NS_E_SUBSCRIPTIONSERVICE_LOGIN_FAILED (0XC00D135F) Fix
Windows Media Player can't sign in to the online store. Usually a corrupted credential cache or wrong Microsoft account permissions.
Credential Manager cache is stale or corrupted
What's actually happening here is that Windows Media Player (WMP) relies on a stored credential token to authenticate with the online store. When your password changes, or the token expires, or a system update borks the cache, WMP can't refresh the token. The error 0XC00D135F is WMP saying "I have nothing to work with."
This is the most common cause for this error on Windows 10 and 11 with Media Player version 12.
Fix: Clear the relevant credential in Credential Manager
- Open Control Panel (not Settings).
- Go to User Accounts > Credential Manager.
- Click Windows Credentials.
- Look for an entry named
Windows Media Playeror something likeMicrosoftAccount:user@domain.comfor your account. - Click the arrow to expand it, then Remove.
- Confirm the removal.
- Restart WMP and try to sign in again.
The reason this works is that WMP will prompt you for fresh credentials instead of using the stale token. It's a clean reset of the authentication handshake.

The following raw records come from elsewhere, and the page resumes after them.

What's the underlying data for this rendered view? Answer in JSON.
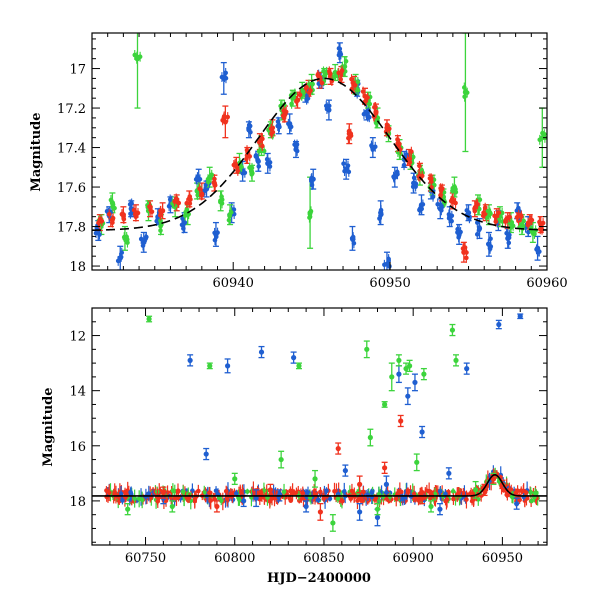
{
  "chart_data": [
    {
      "type": "scatter",
      "panel": "top",
      "title": "",
      "xlabel": "",
      "ylabel": "Magnitude",
      "xlim": [
        60931,
        60960
      ],
      "ylim": [
        18.02,
        16.82
      ],
      "y_inverted": true,
      "xticks": [
        60940,
        60950,
        60960
      ],
      "yticks": [
        17,
        17.2,
        17.4,
        17.6,
        17.8,
        18
      ],
      "xtick_labels": [
        "60940",
        "60950",
        "60960"
      ],
      "ytick_labels": [
        "17",
        "17.2",
        "17.4",
        "17.6",
        "17.8",
        "18"
      ],
      "series": [
        {
          "name": "blue",
          "color": "#1f5fd1",
          "points": [
            [
              60931.4,
              17.82,
              0.05
            ],
            [
              60932.1,
              17.74,
              0.04
            ],
            [
              60932.8,
              17.96,
              0.06
            ],
            [
              60933.5,
              17.71,
              0.04
            ],
            [
              60934.3,
              17.88,
              0.05
            ],
            [
              60935.2,
              17.75,
              0.04
            ],
            [
              60936.0,
              17.69,
              0.04
            ],
            [
              60936.9,
              17.78,
              0.05
            ],
            [
              60937.8,
              17.56,
              0.05
            ],
            [
              60938.3,
              17.61,
              0.04
            ],
            [
              60938.9,
              17.84,
              0.06
            ],
            [
              60939.4,
              17.05,
              0.08
            ],
            [
              60939.9,
              17.73,
              0.05
            ],
            [
              60940.6,
              17.52,
              0.05
            ],
            [
              60941.0,
              17.31,
              0.04
            ],
            [
              60941.6,
              17.47,
              0.05
            ],
            [
              60942.2,
              17.48,
              0.05
            ],
            [
              60942.9,
              17.29,
              0.04
            ],
            [
              60943.6,
              17.28,
              0.05
            ],
            [
              60944.0,
              17.41,
              0.04
            ],
            [
              60944.6,
              17.13,
              0.04
            ],
            [
              60945.1,
              17.56,
              0.05
            ],
            [
              60945.6,
              17.06,
              0.04
            ],
            [
              60946.1,
              17.21,
              0.05
            ],
            [
              60946.8,
              16.92,
              0.05
            ],
            [
              60947.2,
              17.51,
              0.05
            ],
            [
              60947.6,
              17.86,
              0.06
            ],
            [
              60947.9,
              17.1,
              0.04
            ],
            [
              60948.5,
              17.22,
              0.04
            ],
            [
              60948.9,
              17.4,
              0.05
            ],
            [
              60949.4,
              17.73,
              0.06
            ],
            [
              60949.8,
              17.99,
              0.06
            ],
            [
              60950.3,
              17.55,
              0.05
            ],
            [
              60950.9,
              17.46,
              0.04
            ],
            [
              60951.5,
              17.58,
              0.05
            ],
            [
              60952.0,
              17.69,
              0.05
            ],
            [
              60952.6,
              17.62,
              0.04
            ],
            [
              60953.2,
              17.71,
              0.05
            ],
            [
              60953.8,
              17.75,
              0.05
            ],
            [
              60954.4,
              17.84,
              0.05
            ],
            [
              60955.0,
              17.73,
              0.04
            ],
            [
              60955.7,
              17.81,
              0.05
            ],
            [
              60956.3,
              17.89,
              0.06
            ],
            [
              60956.9,
              17.77,
              0.05
            ],
            [
              60957.5,
              17.86,
              0.05
            ],
            [
              60958.1,
              17.72,
              0.04
            ],
            [
              60958.8,
              17.8,
              0.05
            ],
            [
              60959.4,
              17.91,
              0.06
            ]
          ]
        },
        {
          "name": "green",
          "color": "#3cd43c",
          "points": [
            [
              60931.6,
              17.79,
              0.05
            ],
            [
              60932.3,
              17.68,
              0.05
            ],
            [
              60933.1,
              17.86,
              0.06
            ],
            [
              60933.9,
              16.95,
              0.25
            ],
            [
              60934.6,
              17.72,
              0.05
            ],
            [
              60935.4,
              17.79,
              0.05
            ],
            [
              60936.3,
              17.7,
              0.05
            ],
            [
              60937.1,
              17.74,
              0.05
            ],
            [
              60937.7,
              17.62,
              0.04
            ],
            [
              60938.5,
              17.55,
              0.05
            ],
            [
              60939.2,
              17.67,
              0.05
            ],
            [
              60939.8,
              17.74,
              0.05
            ],
            [
              60940.4,
              17.48,
              0.05
            ],
            [
              60941.2,
              17.53,
              0.04
            ],
            [
              60941.8,
              17.39,
              0.05
            ],
            [
              60942.4,
              17.31,
              0.04
            ],
            [
              60943.1,
              17.21,
              0.05
            ],
            [
              60943.8,
              17.15,
              0.04
            ],
            [
              60944.4,
              17.11,
              0.04
            ],
            [
              60945.0,
              17.08,
              0.05
            ],
            [
              60945.8,
              17.04,
              0.04
            ],
            [
              60946.5,
              17.02,
              0.04
            ],
            [
              60947.1,
              16.99,
              0.05
            ],
            [
              60947.8,
              17.08,
              0.05
            ],
            [
              60948.6,
              17.16,
              0.04
            ],
            [
              60949.2,
              17.25,
              0.05
            ],
            [
              60949.9,
              17.33,
              0.04
            ],
            [
              60950.6,
              17.41,
              0.05
            ],
            [
              60951.3,
              17.47,
              0.04
            ],
            [
              60951.9,
              17.54,
              0.05
            ],
            [
              60952.7,
              17.59,
              0.05
            ],
            [
              60953.4,
              17.65,
              0.04
            ],
            [
              60954.1,
              17.6,
              0.05
            ],
            [
              60954.8,
              17.12,
              0.3
            ],
            [
              60955.6,
              17.69,
              0.05
            ],
            [
              60956.3,
              17.74,
              0.05
            ],
            [
              60957.0,
              17.75,
              0.05
            ],
            [
              60957.7,
              17.78,
              0.05
            ],
            [
              60958.4,
              17.79,
              0.05
            ],
            [
              60959.1,
              17.83,
              0.05
            ],
            [
              60959.7,
              17.35,
              0.15
            ],
            [
              60944.9,
              17.73,
              0.18
            ]
          ]
        },
        {
          "name": "red",
          "color": "#f0321e",
          "points": [
            [
              60931.5,
              17.78,
              0.04
            ],
            [
              60932.2,
              17.76,
              0.04
            ],
            [
              60933.0,
              17.74,
              0.04
            ],
            [
              60933.8,
              17.73,
              0.04
            ],
            [
              60934.7,
              17.71,
              0.04
            ],
            [
              60935.5,
              17.72,
              0.04
            ],
            [
              60936.4,
              17.68,
              0.04
            ],
            [
              60937.2,
              17.66,
              0.04
            ],
            [
              60938.0,
              17.62,
              0.04
            ],
            [
              60938.8,
              17.58,
              0.04
            ],
            [
              60939.5,
              17.27,
              0.08
            ],
            [
              60940.2,
              17.49,
              0.04
            ],
            [
              60940.9,
              17.44,
              0.04
            ],
            [
              60941.7,
              17.37,
              0.04
            ],
            [
              60942.5,
              17.3,
              0.04
            ],
            [
              60943.3,
              17.23,
              0.04
            ],
            [
              60944.1,
              17.16,
              0.04
            ],
            [
              60944.8,
              17.1,
              0.04
            ],
            [
              60945.5,
              17.06,
              0.04
            ],
            [
              60946.2,
              17.04,
              0.04
            ],
            [
              60946.9,
              17.03,
              0.04
            ],
            [
              60947.4,
              17.33,
              0.05
            ],
            [
              60947.7,
              17.08,
              0.04
            ],
            [
              60948.4,
              17.14,
              0.04
            ],
            [
              60949.1,
              17.22,
              0.04
            ],
            [
              60949.8,
              17.3,
              0.04
            ],
            [
              60950.5,
              17.38,
              0.04
            ],
            [
              60951.2,
              17.45,
              0.04
            ],
            [
              60951.9,
              17.52,
              0.04
            ],
            [
              60952.6,
              17.58,
              0.04
            ],
            [
              60953.3,
              17.63,
              0.04
            ],
            [
              60954.0,
              17.67,
              0.04
            ],
            [
              60954.7,
              17.93,
              0.05
            ],
            [
              60955.4,
              17.71,
              0.04
            ],
            [
              60956.1,
              17.73,
              0.04
            ],
            [
              60956.8,
              17.75,
              0.04
            ],
            [
              60957.5,
              17.77,
              0.04
            ],
            [
              60958.2,
              17.77,
              0.04
            ],
            [
              60958.9,
              17.78,
              0.04
            ],
            [
              60959.6,
              17.79,
              0.04
            ]
          ]
        }
      ],
      "model_curve": {
        "name": "model",
        "color": "#000000",
        "style": "dashed",
        "baseline": 17.82,
        "peak_mag": 17.05,
        "peak_x": 60945.8,
        "width": 4.2
      }
    },
    {
      "type": "scatter",
      "panel": "bottom",
      "title": "",
      "xlabel": "HJD−2400000",
      "ylabel": "Magnitude",
      "xlim": [
        60720,
        60975
      ],
      "ylim": [
        19.6,
        11.0
      ],
      "y_inverted": true,
      "xticks": [
        60750,
        60800,
        60850,
        60900,
        60950
      ],
      "yticks": [
        12,
        14,
        16,
        18
      ],
      "xtick_labels": [
        "60750",
        "60800",
        "60850",
        "60900",
        "60950"
      ],
      "ytick_labels": [
        "12",
        "14",
        "16",
        "18"
      ],
      "baseline_band": {
        "x_start": 60728,
        "x_end": 60970,
        "mag": 17.82,
        "spread": 0.2
      },
      "series": [
        {
          "name": "blue",
          "color": "#1f5fd1",
          "points": [
            [
              60775,
              12.9,
              0.2
            ],
            [
              60796,
              13.1,
              0.25
            ],
            [
              60815,
              12.6,
              0.2
            ],
            [
              60833,
              12.8,
              0.2
            ],
            [
              60784,
              16.3,
              0.2
            ],
            [
              60812,
              17.9,
              0.3
            ],
            [
              60862,
              16.9,
              0.2
            ],
            [
              60892,
              13.4,
              0.3
            ],
            [
              60897,
              14.2,
              0.3
            ],
            [
              60901,
              13.7,
              0.3
            ],
            [
              60905,
              15.5,
              0.2
            ],
            [
              60920,
              17.0,
              0.2
            ],
            [
              60930,
              13.2,
              0.2
            ],
            [
              60948,
              11.6,
              0.15
            ],
            [
              60960,
              11.3,
              0.08
            ],
            [
              60840,
              18.2,
              0.2
            ],
            [
              60870,
              18.4,
              0.3
            ],
            [
              60885,
              17.4,
              0.3
            ],
            [
              60915,
              18.3,
              0.2
            ],
            [
              60958,
              18.1,
              0.2
            ],
            [
              60760,
              17.9,
              0.2
            ],
            [
              60805,
              18.0,
              0.2
            ],
            [
              60825,
              17.8,
              0.2
            ],
            [
              60880,
              18.6,
              0.3
            ]
          ]
        },
        {
          "name": "green",
          "color": "#3cd43c",
          "points": [
            [
              60752,
              11.4,
              0.1
            ],
            [
              60786,
              13.1,
              0.1
            ],
            [
              60836,
              13.1,
              0.1
            ],
            [
              60874,
              12.5,
              0.3
            ],
            [
              60884,
              14.5,
              0.1
            ],
            [
              60888,
              13.5,
              0.5
            ],
            [
              60892,
              12.9,
              0.2
            ],
            [
              60896,
              13.2,
              0.2
            ],
            [
              60898,
              13.1,
              0.2
            ],
            [
              60906,
              13.4,
              0.2
            ],
            [
              60922,
              11.8,
              0.2
            ],
            [
              60924,
              12.9,
              0.2
            ],
            [
              60876,
              15.7,
              0.3
            ],
            [
              60902,
              16.6,
              0.3
            ],
            [
              60826,
              16.5,
              0.3
            ],
            [
              60845,
              17.2,
              0.3
            ],
            [
              60800,
              17.2,
              0.2
            ],
            [
              60740,
              18.3,
              0.2
            ],
            [
              60765,
              18.2,
              0.2
            ],
            [
              60855,
              18.8,
              0.3
            ],
            [
              60880,
              18.3,
              0.2
            ],
            [
              60910,
              18.2,
              0.2
            ],
            [
              60935,
              17.6,
              0.3
            ],
            [
              60945,
              17.2,
              0.2
            ]
          ]
        },
        {
          "name": "red",
          "color": "#f0321e",
          "points": [
            [
              60858,
              16.1,
              0.2
            ],
            [
              60884,
              16.8,
              0.2
            ],
            [
              60893,
              15.1,
              0.2
            ],
            [
              60870,
              17.4,
              0.3
            ],
            [
              60820,
              17.6,
              0.2
            ],
            [
              60790,
              18.2,
              0.2
            ],
            [
              60848,
              18.4,
              0.3
            ],
            [
              60905,
              17.9,
              0.2
            ],
            [
              60940,
              17.6,
              0.2
            ],
            [
              60945,
              17.2,
              0.15
            ],
            [
              60950,
              17.4,
              0.15
            ],
            [
              60760,
              17.7,
              0.2
            ]
          ]
        }
      ],
      "model_curve": {
        "name": "model",
        "color": "#000000",
        "style": "solid",
        "baseline": 17.82,
        "peak_mag": 17.05,
        "peak_x": 60945.8,
        "width": 4.2
      }
    }
  ]
}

If you don't see any WMP-related entry, look for any Windows Live or Microsoft account credentials that look generic. Delete those too, but only if you're sure they're not used by other apps you need.

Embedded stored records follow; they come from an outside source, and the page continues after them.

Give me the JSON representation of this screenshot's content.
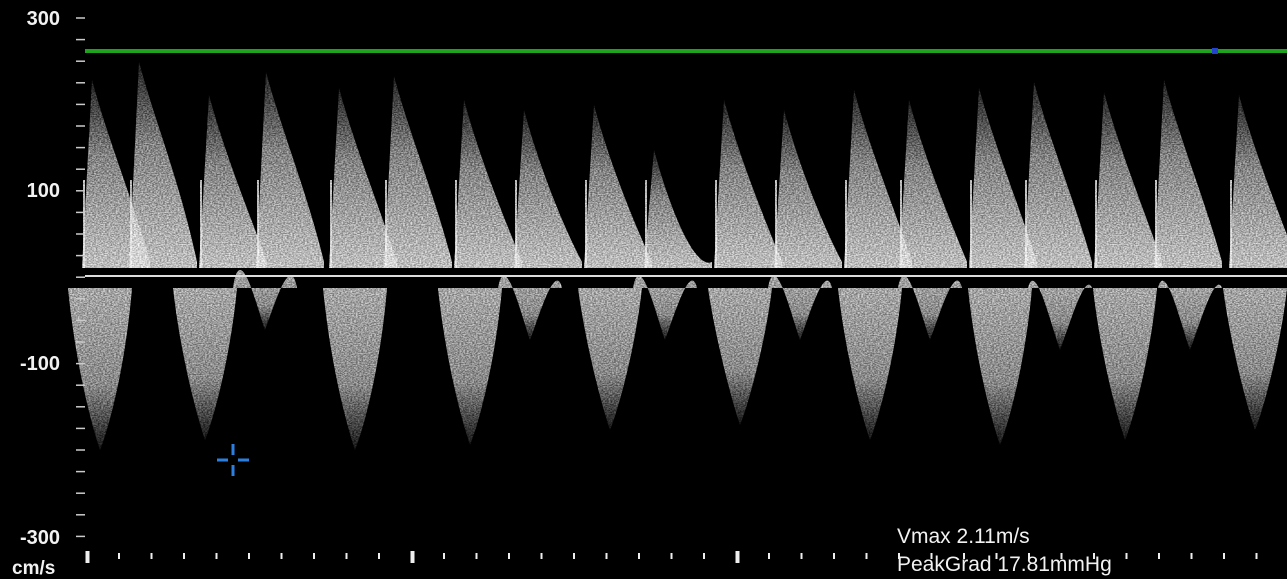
{
  "scale": {
    "ticks": [
      "300",
      "100",
      "-100",
      "-300"
    ],
    "unit": "cm/s"
  },
  "measurements": {
    "vmax": "Vmax 2.11m/s",
    "peak_gradient": "PeakGrad 17.81mmHg"
  }
}
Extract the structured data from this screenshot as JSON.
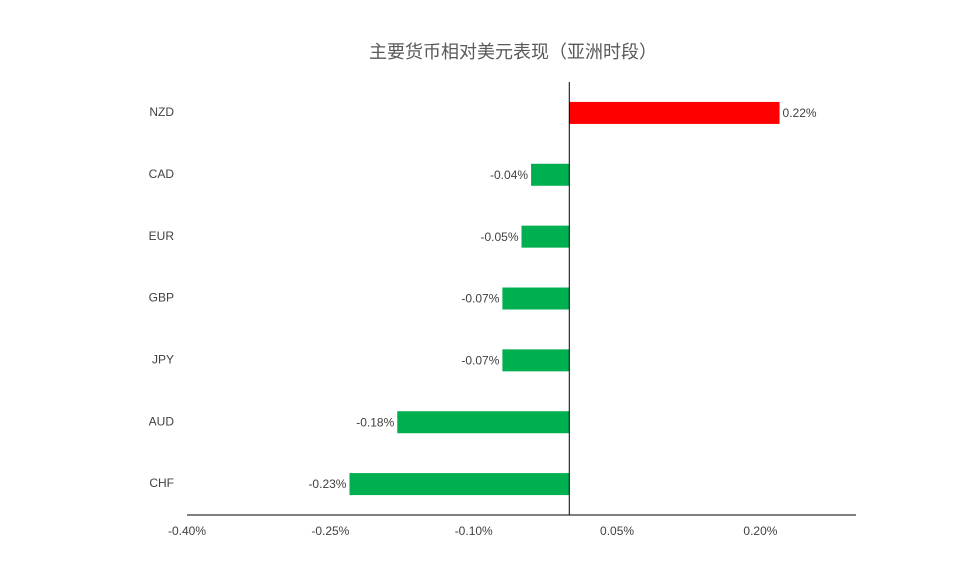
{
  "chart_data": {
    "type": "hbar",
    "title": "主要货币相对美元表现（亚洲时段）",
    "categories": [
      "NZD",
      "CAD",
      "EUR",
      "GBP",
      "JPY",
      "AUD",
      "CHF"
    ],
    "values": [
      0.22,
      -0.04,
      -0.05,
      -0.07,
      -0.07,
      -0.18,
      -0.23
    ],
    "value_labels": [
      "0.22%",
      "-0.04%",
      "-0.05%",
      "-0.07%",
      "-0.07%",
      "-0.18%",
      "-0.23%"
    ],
    "colors": [
      "#ff0000",
      "#00b050",
      "#00b050",
      "#00b050",
      "#00b050",
      "#00b050",
      "#00b050"
    ],
    "xlim": [
      -0.4,
      0.3
    ],
    "xticks": [
      {
        "value": -0.4,
        "label": "-0.40%"
      },
      {
        "value": -0.25,
        "label": "-0.25%"
      },
      {
        "value": -0.1,
        "label": "-0.10%"
      },
      {
        "value": 0.05,
        "label": "0.05%"
      },
      {
        "value": 0.2,
        "label": "0.20%"
      }
    ]
  }
}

Microsoft account permissions are blocked or misconfigured
WMP's online store is tied to your Microsoft account. If that account has been flagged for suspicious activity, or if you've disabled certain permissions, WMP can't get the token it needs. This is more common on work or school accounts that have restrictions, or on accounts that use two-factor authentication (2FA) without an app password configured.
Fix: Review and reset your Microsoft account permissions
- Open a browser and go to account.microsoft.com.
- Sign in with the same Microsoft account you use in WMP.
- Go to Privacy & security > App permissions.
- Look for Windows Media Player in the list. If it's not there, that's part of the problem.
- Click Edit and make sure permissions are set to On for things like sign-in and profile.
- Also check Security > Advanced security. If there are any recent suspicious sign-in attempts, resolve them first.
- If you use 2FA, you might need to generate an app password: go to Security > App passwords and create one for WMP.
- After that, try signing in again in WMP.
The reason step 6 matters is that Microsoft sometimes locks sign-in for legacy apps like WMP when it detects unusual activity. Clearing that flag re-enables the OAuth flow that WMP uses.
Windows Media Player's internal database is corrupted
Less common, but when all else fails, the database where WMP stores its online store configuration can go bad. This usually happens after a failed update of WMP's store plugin, or a botched system restore.
Fix: Delete the WMP database folder
- Close WMP completely.
- Press
Win + R, type%LOCALAPPDATA%\Microsoft\Media Player, and hit Enter. - Select everything in that folder (Ctrl + A) and delete it. Windows may say some files are in use — that's fine, skip those.
- Restart WMP. It will rebuild the database from scratch.
- Try signing in again.
This nukes the cached store metadata, not your personal library. The library data lives elsewhere. The fix works because the corrupted config file that stores the online store URL and authentication state is part of what gets deleted.
If you're on Windows 11 and using the newer Media Player app (the one with the icon that looks like a purple circle), this folder doesn't exist. That means you're using the old WMP instead. You can check by right-clicking a music file and seeing if Open with lists "Windows Media Player" or "Media Player". The old one is what throws error 0XC00D135F.
Quick-reference summary table
| Cause | What it looks like | Fix it fast |
|---|---|---|
| Stale credential cache | Error pops up immediately after login attempt | Delete WMP credential from Credential Manager |
| Blocked account permissions | Error after account works elsewhere | Check & reset Microsoft account permissions |
| Corrupted internal database | Error persists after clearing credentials | Delete %LOCALAPPDATA%\Microsoft\Media Player folder |
Start with the credential manager fix. That handles about 70% of cases. If it doesn't work, move to the account permissions check. The database nuke is your last resort.